While we still struggle to label design as "Made in", a wave of creatives speak a mixed language that blurs the boundaries between one area of the planet and another

There are an African, an American and a Pole. The latest evolution of design looks a bit like those jokes that play with national stereotypes. Only, in this case, the punchline gives way to a puzzle to be solved. In fact, it is increasingly difficult to guess the origin of a chair, a table or one of those collectible design pieces that kidnap us at exhibitions or in sector galleries.

It is the great deception of "Made in", that die-hard label of those who still strive at all costs - perhaps bewitched by the poetry of the roots, which - you know - "are important" - of assign origin and provenance to the authors and their creations, while the DNA of some and the grain of the others inevitably fade into formulas that are increasingly mestizo and contaminated. And, therefore, elusive.

Take Nifemi Marcus Bello, 33, designer from Lagos with a background of studies between England and Milan, interpreter of a new absolutely functional minimalism that led him to distinguish himself, last year, with the project of a transportable sink on wheels, designed for hospitals and healthcare facilities in emergency conditions.

"Even now" he says "many tell me they can't believe that my design was born in Lagos. There are those who would like to find a more Afrocentric aesthetic in my creations. I was born and raised in Nigeria, I have lived in many parts of Africa, but it seems that some audiences are more interested in maintaining their own idea of ​​what the continent and its creations should be like.

There are those who believe that my furniture is Scandinavian. In reality, quite simply, they are functional furnishings, because functionality is the first concern of those who design in my part of the world. A designer is not only what transpires from his product, but also his approach and his thinking behind the creations".

The same approach to the roots free and stimulating is the viaticum that is emancipating a new generation of American designers with a very deep imprint of the Midcentury, which was not simply a style and a language, but the trademark of an epic, that of the American furniture born in the Postwar by the great masters such as Charles and Ray Eames or Eero Saarinen.

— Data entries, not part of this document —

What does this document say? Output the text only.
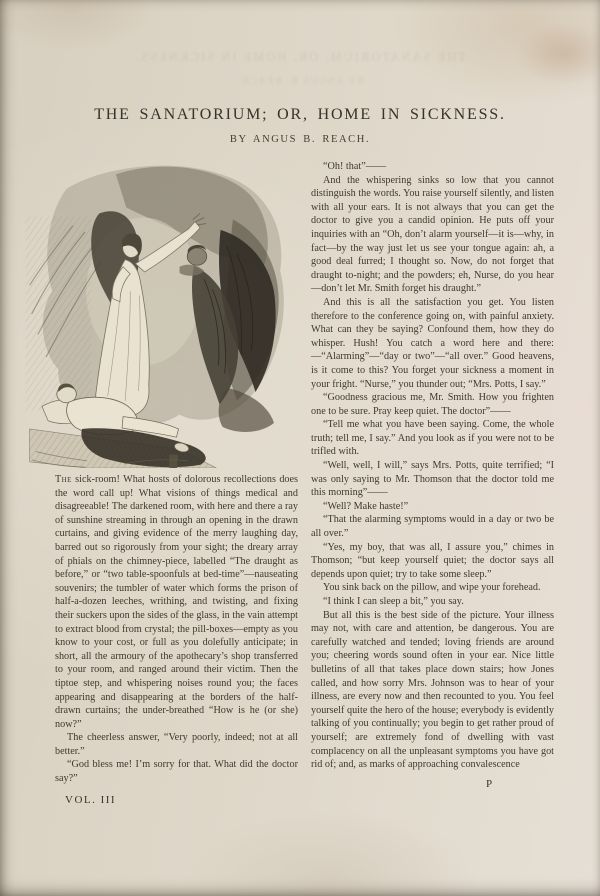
THE SANATORIUM; OR, HOME IN SICKNESS.
BY ANGUS B. REACH.
THE SANATORIUM; OR, HOME IN SICKNESS.
BY ANGUS B. REACH.

The sick-room! What hosts of dolorous recollections does the word call up! What visions of things medical and disagreeable! The darkened room, with here and there a ray of sunshine streaming in through an opening in the drawn curtains, and giving evidence of the merry laughing day, barred out so rigorously from your sight; the dreary array of phials on the chimney-piece, labelled “The draught as before,” or “two table-spoonfuls at bed-time”—nauseating souvenirs; the tumbler of water which forms the prison of half-a-dozen leeches, writhing, and twisting, and fixing their suckers upon the sides of the glass, in the vain attempt to extract blood from crystal; the pill-boxes—empty as you know to your cost, or full as you dolefully anticipate; in short, all the armoury of the apothecary’s shop transferred to your room, and ranged around their victim. Then the tiptoe step, and whispering noises round you; the faces appearing and disappearing at the borders of the half-drawn curtains; the under-breathed “How is he (or she) now?”

The cheerless answer, “Very poorly, indeed; not at all better.”

“God bless me! I’m sorry for that. What did the doctor say?”

VOL. III

“Oh! that”——

And the whispering sinks so low that you cannot distinguish the words. You raise yourself silently, and listen with all your ears. It is not always that you can get the doctor to give you a candid opinion. He puts off your inquiries with an “Oh, don’t alarm yourself—it is—why, in fact—by the way just let us see your tongue again: ah, a good deal furred; I thought so. Now, do not forget that draught to-night; and the powders; eh, Nurse, do you hear—don’t let Mr. Smith forget his draught.”

And this is all the satisfaction you get. You listen therefore to the conference going on, with painful anxiety. What can they be saying? Confound them, how they do whisper. Hush! You catch a word here and there:—“Alarming”—“day or two”—“all over.” Good heavens, is it come to this? You forget your sickness a moment in your fright. “Nurse,” you thunder out; “Mrs. Potts, I say.”

“Goodness gracious me, Mr. Smith. How you frighten one to be sure. Pray keep quiet. The doctor”——

“Tell me what you have been saying. Come, the whole truth; tell me, I say.” And you look as if you were not to be trifled with.

“Well, well, I will,” says Mrs. Potts, quite terrified; “I was only saying to Mr. Thomson that the doctor told me this morning”——

“Well? Make haste!”

“That the alarming symptoms would in a day or two be all over.”

“Yes, my boy, that was all, I assure you,” chimes in Thomson; “but keep yourself quiet; the doctor says all depends upon quiet; try to take some sleep.”

You sink back on the pillow, and wipe your forehead.

“I think I can sleep a bit,” you say.

But all this is the best side of the picture. Your illness may not, with care and attention, be dangerous. You are carefully watched and tended; loving friends are around you; cheering words sound often in your ear. Nice little bulletins of all that takes place down stairs; how Jones called, and how sorry Mrs. Johnson was to hear of your illness, are every now and then recounted to you. You feel yourself quite the hero of the house; everybody is evidently talking of you continually; you begin to get rather proud of yourself; are extremely fond of dwelling with vast complacency on all the unpleasant symptoms you have got rid of; and, as marks of approaching convalescence

P
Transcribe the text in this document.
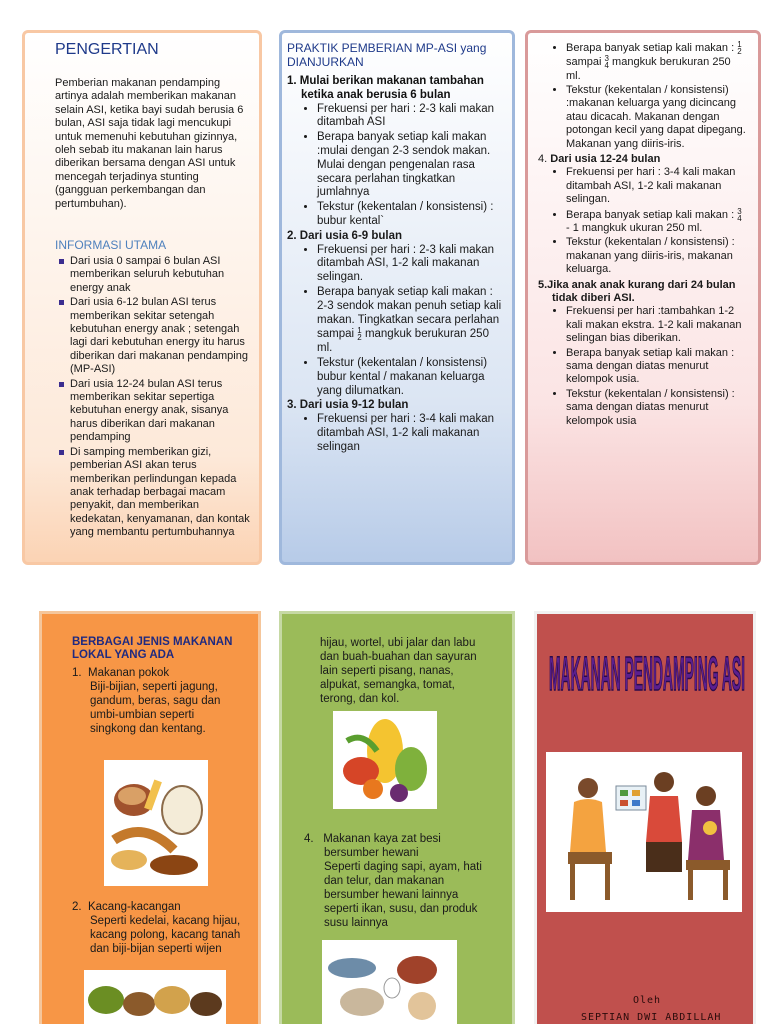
PENGERTIAN
Pemberian makanan pendamping artinya adalah memberikan makanan selain ASI, ketika bayi sudah berusia 6 bulan, ASI saja tidak lagi mencukupi untuk memenuhi kebutuhan gizinnya, oleh sebab itu makanan lain harus diberikan bersama dengan ASI untuk mencegah terjadinya stunting (gangguan perkembangan dan pertumbuhan).
INFORMASI UTAMA
Dari usia 0 sampai 6 bulan ASI memberikan seluruh kebutuhan energy anak
Dari usia 6-12 bulan ASI terus memberikan sekitar setengah kebutuhan energy anak ; setengah lagi dari kebutuhan energy itu harus diberikan dari makanan pendamping (MP-ASI)
Dari usia 12-24 bulan ASI terus memberikan sekitar sepertiga kebutuhan energy anak, sisanya harus diberikan dari makanan pendamping
Di samping memberikan gizi, pemberian ASI akan terus memberikan perlindungan kepada anak terhadap berbagai macam penyakit, dan memberikan kedekatan, kenyamanan, dan kontak yang membantu pertumbuhannya
PRAKTIK PEMBERIAN MP-ASI yang DIANJURKAN
1. Mulai berikan makanan tambahan ketika anak berusia 6 bulan
• Frekuensi per hari : 2-3 kali makan ditambah ASI
• Berapa banyak setiap kali makan :mulai dengan 2-3 sendok makan. Mulai dengan pengenalan rasa secara perlahan tingkatkan jumlahnya
• Tekstur (kekentalan / konsistensi) : bubur kental`
2. Dari usia 6-9 bulan
• Frekuensi per hari : 2-3 kali makan ditambah ASI, 1-2 kali makanan selingan.
• Berapa banyak setiap kali makan : 2-3 sendok makan penuh setiap kali makan. Tingkatkan secara perlahan sampai 1
2 mangkuk berukuran 250 ml.
• Tekstur (kekentalan / konsistensi) bubur kental / makanan keluarga yang dilumatkan.
3. Dari usia 9-12 bulan
• Frekuensi per hari : 3-4 kali makan ditambah ASI, 1-2 kali makanan selingan
• Berapa banyak setiap kali makan : 1
2 sampai 3
4 mangkuk berukuran 250 ml.
• Tekstur (kekentalan / konsistensi) :makanan keluarga yang dicincang atau dicacah. Makanan dengan potongan kecil yang dapat dipegang. Makanan yang diiris-iris.
4. Dari usia 12-24 bulan
• Frekuensi per hari : 3-4 kali makan ditambah ASI, 1-2 kali makanan selingan.
• Berapa banyak setiap kali makan : 3
4 - 1 mangkuk ukuran 250 ml.
• Tekstur (kekentalan / konsistensi) : makanan yang diiris-iris, makanan keluarga.
5.Jika anak anak kurang dari 24 bulan tidak diberi ASI.
• Frekuensi per hari :tambahkan 1-2 kali makan ekstra. 1-2 kali makanan selingan bias diberikan.
• Berapa banyak setiap kali makan : sama dengan diatas menurut kelompok usia.
• Tekstur (kekentalan / konsistensi) : sama dengan diatas menurut kelompok usia
BERBAGAI JENIS MAKANAN LOKAL YANG ADA
1. Makanan pokok
Biji-bijian, seperti jagung, gandum, beras, sagu dan umbi-umbian seperti singkong dan kentang.
2. Kacang-kacangan
Seperti kedelai, kacang hijau, kacang polong, kacang tanah dan biji-bijan seperti wijen
hijau, wortel, ubi jalar dan labu dan buah-buahan dan sayuran lain seperti pisang, nanas, alpukat, semangka, tomat, terong, dan kol.
4. Makanan kaya zat besi bersumber hewani
Seperti daging sapi, ayam, hati dan telur, dan makanan bersumber hewani lainnya seperti ikan, susu, dan produk susu lainnya
MAKANAN PENDAMPING ASI
Oleh
SEPTIAN DWI ABDILLAH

It is difficult to find yourself in front of a creation of that time and not recognize it as American, while now who would guess the origin of a piece of furniture by Jason Mizrahi or Farmmm? The first is a Los Angeles-based designer committed to blurring the boundaries between furniture and sculpture, the second the studio of Sasha Topolnytska, born in Ukraine and landed in Brooklyn where she has been splitting for years between architecture and design.

With Farmmm, Topolnytska has designed a collection of fabric sculptures with bright and ironic palettes, a child's play with gallery ambitions. Perhaps, to want to find one, it is the audacity of the palettes that is the common thread that binds certain experiments between the East and the West Coast. After all, was it not Virgil Abloh who, last September, stepped out of the US color scheme with the Gradient chair?

It is no coincidence that both Mizrahi and Farmmm are among the protagonists of Design Miami. With the foot pushed on the pedal of authorship, perpetually in search of stories and pieces with unique characteristics, the collectibile design fairs have for years been the ideal fuel for the machines that centrifuge the geniuses of creatives and they return more and more mestizo maps.

The Transatlàntico exhibition at the Philia gallery in Mexico City offered an essay, a few weeks ago, on what it means to start from native design to weave a dialogue with Europe . On display were, among others, the creations of Platalea Studio and other Central American realities which, if on the one hand seem to come from ancient local civilizations, on the other they create micro-architectures to define a new domestic landscape, which looks to the other side of the ocean.

Not even the world close to makers and active with 3D printing is foreign to the genetic mix that breaks the geographical contours of design. Since 2014, Justyna Fałdzińska and Miłosz Dąbrowski, two Polish designers trained at the Warsaw Academy of Fine Arts, are Uauproject, the studio that has grafted the suggestions of Memphis into digital printing, giving life to colorful collections.

The three-dimensional patterns typical of parametric modeling and the pop, fluorescent colors, give life to a collection of anthropomorphic vases, candle holders and lamps to be touched, disassembled and reassembled like toys. On one condition: it is forbidden to ask where they come from. After all, a child would never ask in which country his game was built.